Born Naked, Dressed in Meaning
- Eric James Martinez

- Apr 14
- 3 min read

"We're all born naked, and the rest is drag." — RuPaul
What does it mean to be human if even our skin is considered a blank slate?
At birth, we arrive untouched by fabric, titles, or expectation. And almost immediately, we’re dressed—first in softness, then in symbols. Blue for boys, pink for girls. Little bows and suspenders. Tiny shoes made for feet that can’t yet walk, chosen not for function, but presentation.
But as RuPaul reminds us, everything after naked is drag. That doesn’t mean everyone is a performer—it means everyone is expressing. Drag, in its purest form, is the art of declaring identity through appearance. And if that’s true, we’re all doing drag—every single day.
The Evolution of Expression
Clothing has always been more than protection from the cold. In ancient Egypt, flowing linens adorned all genders; status was displayed through color and jewelry, not silhouette. In the 1700s, European men wore heels, wigs, and embroidered fabrics—symbols of power and refinement. It wasn’t until the Industrial Revolution and Victorian morality that fashion became rigidly gendered.
These roles weren’t natural—they were assigned. And for many, confining.
The modern era is a slow unraveling of those seams. We are watching, in real-time, as fashion returns to what it always was: a mirror of the self, not of societal rules.
The Resistance to Change
So why do some still panic when a boy wears nail polish, or a woman wears a suit?
Because clothing is a language, and we’ve been taught one dialect. When someone dares to speak another—especially one that breaks from gendered norms—it can feel like disobedience. But the discomfort doesn’t come from the clothes. It comes from freedom—the kind that threatens the illusion of control.
To live in a world where people wear what feels right to them is to admit that maybe, just maybe, the rules were never real.
Why It Matters
Normalizing freedom of dress isn't just about fashion—it’s about liberation.
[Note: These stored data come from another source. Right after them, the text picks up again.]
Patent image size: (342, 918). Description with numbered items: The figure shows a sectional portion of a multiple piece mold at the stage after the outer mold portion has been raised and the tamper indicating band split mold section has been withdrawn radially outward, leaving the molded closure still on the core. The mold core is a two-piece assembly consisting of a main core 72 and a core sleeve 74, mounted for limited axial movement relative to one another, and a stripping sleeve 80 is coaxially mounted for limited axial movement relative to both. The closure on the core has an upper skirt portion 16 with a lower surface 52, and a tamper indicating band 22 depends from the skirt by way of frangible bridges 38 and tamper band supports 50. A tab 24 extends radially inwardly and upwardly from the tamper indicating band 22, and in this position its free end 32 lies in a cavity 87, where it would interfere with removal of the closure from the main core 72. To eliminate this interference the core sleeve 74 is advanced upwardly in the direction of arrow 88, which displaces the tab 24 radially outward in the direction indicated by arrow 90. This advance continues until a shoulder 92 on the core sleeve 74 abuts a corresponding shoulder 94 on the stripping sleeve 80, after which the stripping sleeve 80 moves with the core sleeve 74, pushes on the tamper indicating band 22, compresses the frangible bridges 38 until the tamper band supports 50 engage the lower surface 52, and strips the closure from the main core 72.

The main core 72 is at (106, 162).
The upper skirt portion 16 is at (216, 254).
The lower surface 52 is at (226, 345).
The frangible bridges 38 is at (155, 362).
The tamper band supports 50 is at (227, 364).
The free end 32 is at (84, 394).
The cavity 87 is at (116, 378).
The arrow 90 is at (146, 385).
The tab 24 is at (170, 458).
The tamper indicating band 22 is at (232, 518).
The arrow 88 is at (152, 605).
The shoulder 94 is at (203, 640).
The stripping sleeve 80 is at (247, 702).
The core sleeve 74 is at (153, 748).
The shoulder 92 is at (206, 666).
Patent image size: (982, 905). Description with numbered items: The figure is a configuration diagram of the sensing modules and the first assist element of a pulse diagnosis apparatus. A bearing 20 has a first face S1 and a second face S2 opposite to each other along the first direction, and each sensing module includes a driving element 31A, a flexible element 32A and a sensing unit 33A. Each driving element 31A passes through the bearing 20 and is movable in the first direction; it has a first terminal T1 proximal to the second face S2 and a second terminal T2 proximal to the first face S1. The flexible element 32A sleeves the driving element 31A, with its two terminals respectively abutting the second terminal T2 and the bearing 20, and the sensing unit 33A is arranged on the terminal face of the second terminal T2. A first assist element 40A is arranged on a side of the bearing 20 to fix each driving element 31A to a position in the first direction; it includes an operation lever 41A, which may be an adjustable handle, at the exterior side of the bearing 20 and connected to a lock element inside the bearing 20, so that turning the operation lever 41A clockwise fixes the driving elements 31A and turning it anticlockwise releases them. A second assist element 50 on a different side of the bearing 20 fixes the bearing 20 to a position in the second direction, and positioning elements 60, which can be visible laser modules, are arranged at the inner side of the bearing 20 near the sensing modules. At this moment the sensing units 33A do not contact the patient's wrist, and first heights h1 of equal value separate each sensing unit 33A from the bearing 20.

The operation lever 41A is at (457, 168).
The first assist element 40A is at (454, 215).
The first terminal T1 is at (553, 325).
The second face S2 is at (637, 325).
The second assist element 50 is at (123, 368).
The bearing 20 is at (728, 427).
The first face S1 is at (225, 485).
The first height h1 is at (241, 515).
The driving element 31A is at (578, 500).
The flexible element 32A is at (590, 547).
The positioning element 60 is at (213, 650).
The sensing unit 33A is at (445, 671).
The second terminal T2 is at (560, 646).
It’s about telling a child they can dress in a way that makes them feel at home in their body. It’s about letting people express grief, power, softness, or joy with color, texture, and shape. It’s about dismantling the idea that femininity equals weakness, or masculinity equals strength.
When we allow people to wear their truth, we’re making space for deeper conversations about gender, identity, vulnerability, and humanity.
The Human Truth
In the end, we dress to communicate. To align our outer world with our inner one. And the most human thing we can do—is to dress in what feels like home.
Whether it’s a gown or jeans, lace or leather, the truth remains:
We’re all born naked. The rest? That’s just us, trying to be seen.
Citations
Breward, Christopher. The Hidden History of the Male Body: From Renaissance to Modernity. — A deep dive into how men’s fashion has evolved, including heels, lace, and flamboyance in European history.
Steele, Valerie. Fashion and Eroticism: Ideals of Feminine Beauty from the Victorian Era to the Jazz Age. Oxford University Press — Covers the shift toward gendered dress codes during the Industrial and Victorian eras.
Arnold, Rebecca. Fashion: A Very Short Introduction. Oxford University Press — A great overview of fashion's role in society, identity, and self-expression.
Museum at FIT (Fashion Institute of Technology). Exhibitions and articles, especially “A Queer History of Fashion” — Offers historical context for gender expression through clothing.
RuPaul, Charles. GuRu. Dey Street Books, 2018 — For more on RuPaul's philosophy and quotes like “We’re all born naked and the rest is drag.”
National Geographic History Magazine (Various Issues) — Helpful in understanding how ancient cultures like Egypt viewed clothing and gender presentation.